Sotto la dolcezza di un sapiente sfocato e della pioggia battente, una mamma stringe al petto il suo bambino a Bombay. Nei vicoli azzurri a Jodhpur, un bimbo scalzo spicca il volo mentre corre. Nel buio della sera, il villaggio color ocra vicino Herat appare come un presepe dimenticato: al centro le luci di un focolare domestico svelano la sua intimità.
E’ la componente emotiva a guidare sempre la mano di McCurry, per il quale: “il significato, il senso, deve sempre avere la priorità”. L’uso sapiente della luce, la composizione degli elementi, le sfumature del colore, completano l’armonia della sua narrazione, che si tratti di Sharbat Gula, diventata adulta e segnata dalla vita, ritrovata dopo anni di ricerche nel 2001, o del gioco del pallone, attimo di libertà ed evasione unificante ad ogni latitudine, o dei riti religiosi, arcaici, propiziatori.

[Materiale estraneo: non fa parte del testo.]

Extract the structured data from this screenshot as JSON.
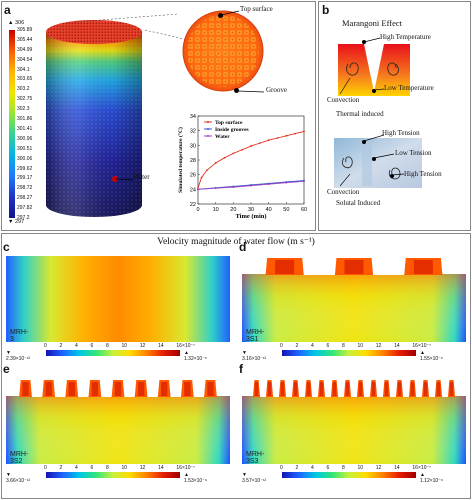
{
  "panels": {
    "a": "a",
    "b": "b",
    "c": "c",
    "d": "d",
    "e": "e",
    "f": "f"
  },
  "panel_a": {
    "scale_max": "▲ 306",
    "scale_min": "▼ 297",
    "scale_ticks": [
      "305.89",
      "305.44",
      "304.99",
      "304.54",
      "304.1",
      "303.65",
      "303.2",
      "302.75",
      "302.3",
      "301.86",
      "301.41",
      "300.96",
      "300.51",
      "300.06",
      "299.62",
      "299.17",
      "298.72",
      "298.27",
      "297.82",
      "297.2"
    ],
    "label_top_surface": "Top surface",
    "label_groove": "Groove",
    "label_water": "Water"
  },
  "panel_a_chart": {
    "chart_data": {
      "type": "line",
      "xlabel": "Time (min)",
      "ylabel": "Simulated temperature (°C)",
      "xlim": [
        0,
        60
      ],
      "ylim": [
        22,
        34
      ],
      "xticks": [
        "0",
        "10",
        "20",
        "30",
        "40",
        "50",
        "60"
      ],
      "yticks": [
        "22",
        "24",
        "26",
        "28",
        "30",
        "32",
        "34"
      ],
      "series": [
        {
          "name": "Top surface",
          "color": "#e0301e",
          "x": [
            0,
            2,
            5,
            10,
            15,
            20,
            25,
            30,
            35,
            40,
            45,
            50,
            55,
            60
          ],
          "y": [
            24.2,
            25.6,
            26.6,
            27.6,
            28.3,
            28.9,
            29.4,
            29.9,
            30.3,
            30.7,
            31.0,
            31.3,
            31.6,
            31.9
          ]
        },
        {
          "name": "Inside grooves",
          "color": "#3355cc",
          "x": [
            0,
            10,
            20,
            30,
            40,
            50,
            60
          ],
          "y": [
            24.0,
            24.2,
            24.4,
            24.6,
            24.8,
            25.0,
            25.2
          ]
        },
        {
          "name": "Water",
          "color": "#a040c0",
          "x": [
            0,
            10,
            20,
            30,
            40,
            50,
            60
          ],
          "y": [
            24.0,
            24.15,
            24.3,
            24.5,
            24.7,
            24.9,
            25.1
          ]
        }
      ]
    }
  },
  "panel_b": {
    "title": "Marangoni Effect",
    "high_temperature": "High Temperature",
    "low_temperature": "Low Temperature",
    "convection1": "Convection",
    "thermal": "Thermal induced",
    "high_tension_top": "High Tension",
    "low_tension": "Low Tension",
    "high_tension_bottom": "High Tension",
    "convection2": "Convection",
    "solutal": "Solutal Induced"
  },
  "velocity_title": "Velocity magnitude of water flow (m s⁻¹)",
  "fields": [
    {
      "id": "c",
      "label": "MRH-3",
      "min": "▼ 2.39×10⁻¹²",
      "max": "▲ 1.32×10⁻⁶",
      "grooves": 0
    },
    {
      "id": "d",
      "label": "MRH-3S1",
      "min": "▼ 3.16×10⁻¹²",
      "max": "▲ 1.55×10⁻⁶",
      "grooves": 3
    },
    {
      "id": "e",
      "label": "MRH-3S2",
      "min": "▼ 3.66×10⁻¹²",
      "max": "▲ 1.53×10⁻⁶",
      "grooves": 9
    },
    {
      "id": "f",
      "label": "MRH-3S3",
      "min": "▼ 3.57×10⁻¹²",
      "max": "▲ 1.12×10⁻⁶",
      "grooves": 16
    }
  ],
  "velocity_ticks": [
    "0",
    "2",
    "4",
    "6",
    "8",
    "10",
    "12",
    "14",
    "16"
  ],
  "velocity_exp": "×10⁻⁷"
}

Spesso le meditazioni avvengono in armonia con la natura circostante. A volte, i monaci in arancione sono figure minuscole davanti ai templi birmani. Altre volte, sacro e profano si contaminano. Così il giovane buddista a Bodh Goya ha alle spalle il murales della Coca Cola; nel tempio di Saholin, in Cina, i monaci si allenano come atleti alla concentrazione, appesi ad un tubo a testa in giù. In Sicilia, la Settimana Santa è evidenziata da elementi di antichi riti pagani. La Roma barocca mischia madonne, santi e cianfrusaglie varie a Porta Portese. Il fumo dei pozzi petroliferi in fiamme, nel Kuwait del ‘91, oscura un cielo rossastro. Un grigio spettrale squarcia il cielo di New York l’11 Settembre 2001.
Ma c’è anche l’oriente sapiente e misterioso evocato dalle pagine di Pearl S. Buck nelle sue foto. L’India sospesa fra incanto e dannazione nella luce del giorno e il buio della notte, laddove tutti i sogni possono affiorare. Ci sono le atmosfere dei romanzi di L. Bromfield e di E. M. Forster, colori accesi che improvvisi si stingono nella penombra, lasciando intuire linee di fuga verso l’infinito. La bottega dell’indovino sul Gange si schiude ad ogni possibile incantesimo: il corso del fiume unisce il suo azzurro al rosa del tramonto, il chiromante seduto sull’atrio arancio è lì per leggere il destino; in primo piano la sagoma adombrata di un “intoccabile”, assorto con i suoi pensieri sul teatro della vita.